Optional configuration
These .env keys tune how NanoClaw talks to the signal-cli daemon. All are optional — the defaults work for the device-link flow above.
# TCP daemon host and port (default: 127.0.0.1:7583) SIGNAL_TCP_HOST=127.0.0.1 SIGNAL_TCP_PORT=7583 # Path to the signal-cli binary (default: resolved on PATH) SIGNAL_CLI_PATH=/usr/local/bin/signal-cli # Whether NanoClaw manages the daemon lifecycle (default: true). # Set to false if you run signal-cli daemon externally. SIGNAL_MANAGE_DAEMON=true # signal-cli data directory (default: ~/.local/share/signal-cli) SIGNAL_DATA_DIR=~/.local/share/signal-cli
Security note: keep the TCP host on 127.0.0.1. The daemon has no auth — binding it to a public interface would expose your full Signal account to the network.
Troubleshooting
Daemon not reachable
grep "Signal" logs/nanoclaw.log | tail
If you see Signal daemon failed to start. Is signal-cli installed and your account linked?:
- Confirm
signal-cliis on PATH (or setSIGNAL_CLI_PATH) - Confirm the account is linked:
signal-cli -a +YOURNUMBER listIdentitiesshould succeed without prompting
If you see Signal daemon not reachable at 127.0.0.1:7583 and SIGNAL_MANAGE_DAEMON=false, start the daemon yourself: signal-cli -a +YOURNUMBER daemon --tcp 127.0.0.1:7583.
Bot not responding
- Channel initialized:
grep "Signal channel connected" logs/nanoclaw.log | tail -1 - Channel wired:
pnpm exec tsx scripts/q.ts data/v2.db "SELECT mg.platform_id, mg.name FROM messaging_groups mg JOIN messaging_group_agents mga ON mg.id = mga.messaging_group_id WHERE mg.channel_type='signal'" - Service running:
launchctl print gui/$(id -u)/"$(. setup/lib/install-slug.sh && launchd_label)"(macOS) /systemctl --user status "$(. setup/lib/install-slug.sh && systemd_unit)"(Linux) - Check for duplicate service instances — if
logs/nanoclaw.error.logshowsNo adapter for channel type channelType="signal"despite the adapter starting, two NanoClaw processes are racing. See the/debugskill section "No adapter for channel type / Messages silently lost" for the full fix.
Messages delivered but never arrive (null platformMsgId)
Signal responses show platformMsgId=undefined in the main log. This means the delivery poll ran but found no adapter — likely a duplicate service instance issue (see above). Affected messages cannot be retried; the user must resend.
Lost connection mid-session
If you see Signal channel lost TCP connection to signal-cli daemon in the logs, the daemon dropped the connection. Restart the service to re-establish.
Messages dropped with not_member
The Signal user hasn't been granted membership. New Signal senders — including the owner's Signal identity — are gated until granted access. /init-first-agent grants the owner automatically; for other users, grant access as shown under Grant user access in the Wiring section (or via /manage-channels) after their first message appears in messaging_groups. This affects every new Signal user, since their Signal identity is a separate user record from their identity on other channels even if it's the same person.
Captcha required
Signal requires a captcha for new registrations. Go to https://signalcaptchas.org/registration/generate.html, solve it, right-click "Open Signal", copy the link, extract the token after signalcaptcha://.

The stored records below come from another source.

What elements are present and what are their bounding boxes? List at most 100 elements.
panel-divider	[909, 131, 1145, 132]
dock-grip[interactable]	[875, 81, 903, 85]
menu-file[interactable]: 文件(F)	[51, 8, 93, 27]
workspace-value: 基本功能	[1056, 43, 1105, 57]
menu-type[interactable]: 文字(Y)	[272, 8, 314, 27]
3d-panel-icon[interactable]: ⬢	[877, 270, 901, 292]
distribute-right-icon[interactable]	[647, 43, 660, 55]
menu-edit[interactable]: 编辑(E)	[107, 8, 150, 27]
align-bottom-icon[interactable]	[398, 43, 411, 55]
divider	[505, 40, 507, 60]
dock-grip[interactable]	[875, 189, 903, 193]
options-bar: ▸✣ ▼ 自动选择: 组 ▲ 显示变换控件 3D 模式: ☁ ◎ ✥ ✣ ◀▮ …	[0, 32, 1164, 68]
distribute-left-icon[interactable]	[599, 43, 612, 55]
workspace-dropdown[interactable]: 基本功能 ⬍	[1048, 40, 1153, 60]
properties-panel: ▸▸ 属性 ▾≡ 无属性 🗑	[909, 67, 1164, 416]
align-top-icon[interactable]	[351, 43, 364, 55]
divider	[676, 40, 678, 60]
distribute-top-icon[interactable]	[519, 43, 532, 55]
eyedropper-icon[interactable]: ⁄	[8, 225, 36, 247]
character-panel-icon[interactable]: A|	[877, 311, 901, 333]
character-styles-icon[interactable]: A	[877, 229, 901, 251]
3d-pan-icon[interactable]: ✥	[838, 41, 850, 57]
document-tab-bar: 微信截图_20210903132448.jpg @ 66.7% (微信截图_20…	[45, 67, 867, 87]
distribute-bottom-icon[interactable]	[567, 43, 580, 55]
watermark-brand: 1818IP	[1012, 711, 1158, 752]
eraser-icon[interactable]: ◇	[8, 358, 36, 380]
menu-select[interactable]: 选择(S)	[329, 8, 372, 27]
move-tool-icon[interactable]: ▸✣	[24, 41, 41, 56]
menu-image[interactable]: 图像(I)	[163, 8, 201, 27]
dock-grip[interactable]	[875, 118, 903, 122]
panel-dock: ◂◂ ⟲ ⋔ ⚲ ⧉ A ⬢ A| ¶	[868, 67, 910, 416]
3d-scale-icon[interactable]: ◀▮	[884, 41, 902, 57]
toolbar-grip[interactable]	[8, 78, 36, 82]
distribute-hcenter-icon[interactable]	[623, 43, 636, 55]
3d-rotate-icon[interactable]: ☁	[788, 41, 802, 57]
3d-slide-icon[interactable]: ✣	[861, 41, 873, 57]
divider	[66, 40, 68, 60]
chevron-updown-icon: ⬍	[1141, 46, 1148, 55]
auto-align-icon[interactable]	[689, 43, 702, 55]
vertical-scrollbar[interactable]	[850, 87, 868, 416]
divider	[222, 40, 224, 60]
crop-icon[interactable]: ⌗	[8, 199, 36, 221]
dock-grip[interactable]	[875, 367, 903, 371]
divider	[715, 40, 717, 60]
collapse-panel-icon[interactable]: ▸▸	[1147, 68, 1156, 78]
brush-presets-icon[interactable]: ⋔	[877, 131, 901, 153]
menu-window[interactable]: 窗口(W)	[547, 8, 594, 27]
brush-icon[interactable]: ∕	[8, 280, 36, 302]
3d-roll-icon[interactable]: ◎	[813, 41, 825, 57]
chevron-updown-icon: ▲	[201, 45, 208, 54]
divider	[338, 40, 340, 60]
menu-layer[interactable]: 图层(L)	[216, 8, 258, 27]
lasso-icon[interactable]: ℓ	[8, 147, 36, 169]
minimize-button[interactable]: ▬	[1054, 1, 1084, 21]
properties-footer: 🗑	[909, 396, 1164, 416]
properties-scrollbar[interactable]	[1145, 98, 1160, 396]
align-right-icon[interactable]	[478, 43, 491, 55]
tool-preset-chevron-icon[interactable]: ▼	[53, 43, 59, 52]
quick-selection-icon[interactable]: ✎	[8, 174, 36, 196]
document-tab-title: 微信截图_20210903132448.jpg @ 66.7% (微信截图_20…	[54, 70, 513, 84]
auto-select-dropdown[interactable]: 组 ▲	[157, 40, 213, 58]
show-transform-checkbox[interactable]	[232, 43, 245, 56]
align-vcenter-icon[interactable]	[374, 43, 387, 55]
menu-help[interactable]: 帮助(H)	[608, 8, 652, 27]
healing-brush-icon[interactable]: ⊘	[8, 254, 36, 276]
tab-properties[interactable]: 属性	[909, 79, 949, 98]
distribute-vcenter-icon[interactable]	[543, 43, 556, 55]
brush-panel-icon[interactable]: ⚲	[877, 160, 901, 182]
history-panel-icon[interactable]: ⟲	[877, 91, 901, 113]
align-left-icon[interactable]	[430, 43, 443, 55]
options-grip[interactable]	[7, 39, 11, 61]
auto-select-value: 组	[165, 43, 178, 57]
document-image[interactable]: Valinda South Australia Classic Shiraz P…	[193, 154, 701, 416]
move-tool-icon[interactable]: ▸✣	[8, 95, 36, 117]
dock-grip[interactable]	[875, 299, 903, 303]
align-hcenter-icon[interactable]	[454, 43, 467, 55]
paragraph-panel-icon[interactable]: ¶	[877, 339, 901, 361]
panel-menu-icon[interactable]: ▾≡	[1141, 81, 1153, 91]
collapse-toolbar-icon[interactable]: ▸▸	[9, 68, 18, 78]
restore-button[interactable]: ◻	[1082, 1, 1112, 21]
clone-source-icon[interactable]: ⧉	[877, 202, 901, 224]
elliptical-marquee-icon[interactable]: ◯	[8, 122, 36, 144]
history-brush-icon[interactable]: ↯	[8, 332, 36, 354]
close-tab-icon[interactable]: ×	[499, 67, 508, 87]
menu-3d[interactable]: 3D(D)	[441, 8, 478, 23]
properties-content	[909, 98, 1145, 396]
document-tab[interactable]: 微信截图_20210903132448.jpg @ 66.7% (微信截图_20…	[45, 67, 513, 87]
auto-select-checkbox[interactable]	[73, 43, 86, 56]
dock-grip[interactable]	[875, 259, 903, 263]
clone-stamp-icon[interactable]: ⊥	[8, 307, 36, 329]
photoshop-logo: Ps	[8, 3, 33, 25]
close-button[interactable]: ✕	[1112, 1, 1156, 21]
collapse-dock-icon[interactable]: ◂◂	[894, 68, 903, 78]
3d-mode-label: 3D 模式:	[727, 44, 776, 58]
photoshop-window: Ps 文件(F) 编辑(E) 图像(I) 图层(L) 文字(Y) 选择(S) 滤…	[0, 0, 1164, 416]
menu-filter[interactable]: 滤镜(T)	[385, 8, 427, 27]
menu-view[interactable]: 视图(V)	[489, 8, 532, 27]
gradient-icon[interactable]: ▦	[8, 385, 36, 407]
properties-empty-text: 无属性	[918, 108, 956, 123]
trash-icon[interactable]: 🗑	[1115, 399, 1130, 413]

Invalid verification method: Before requesting voice verification…
You must request SMS first, wait ~60 seconds, then request voice. Both steps can use the same captcha token.
Config file in use / daemon lock
signal-cli holds an exclusive lock on its data directory while the daemon is running. Stop NanoClaw before running any signal-cli commands directly, then restart afterward.
Group replies going to DM instead of group
Modern Signal groups use GroupV2. The adapter must extract the group ID from envelope?.dataMessage?.groupV2?.id — not groupInfo?.groupId, which is GroupV1/legacy. If group messages are routing as DMs, check src/channels/signal.ts and confirm the groupId extraction falls through to groupV2.id.
QR / linking URL expired
The sgnl://linkdevice… URL (and the Path A registration captcha) expire after a few minutes. Re-run the device-link step to get a fresh QR.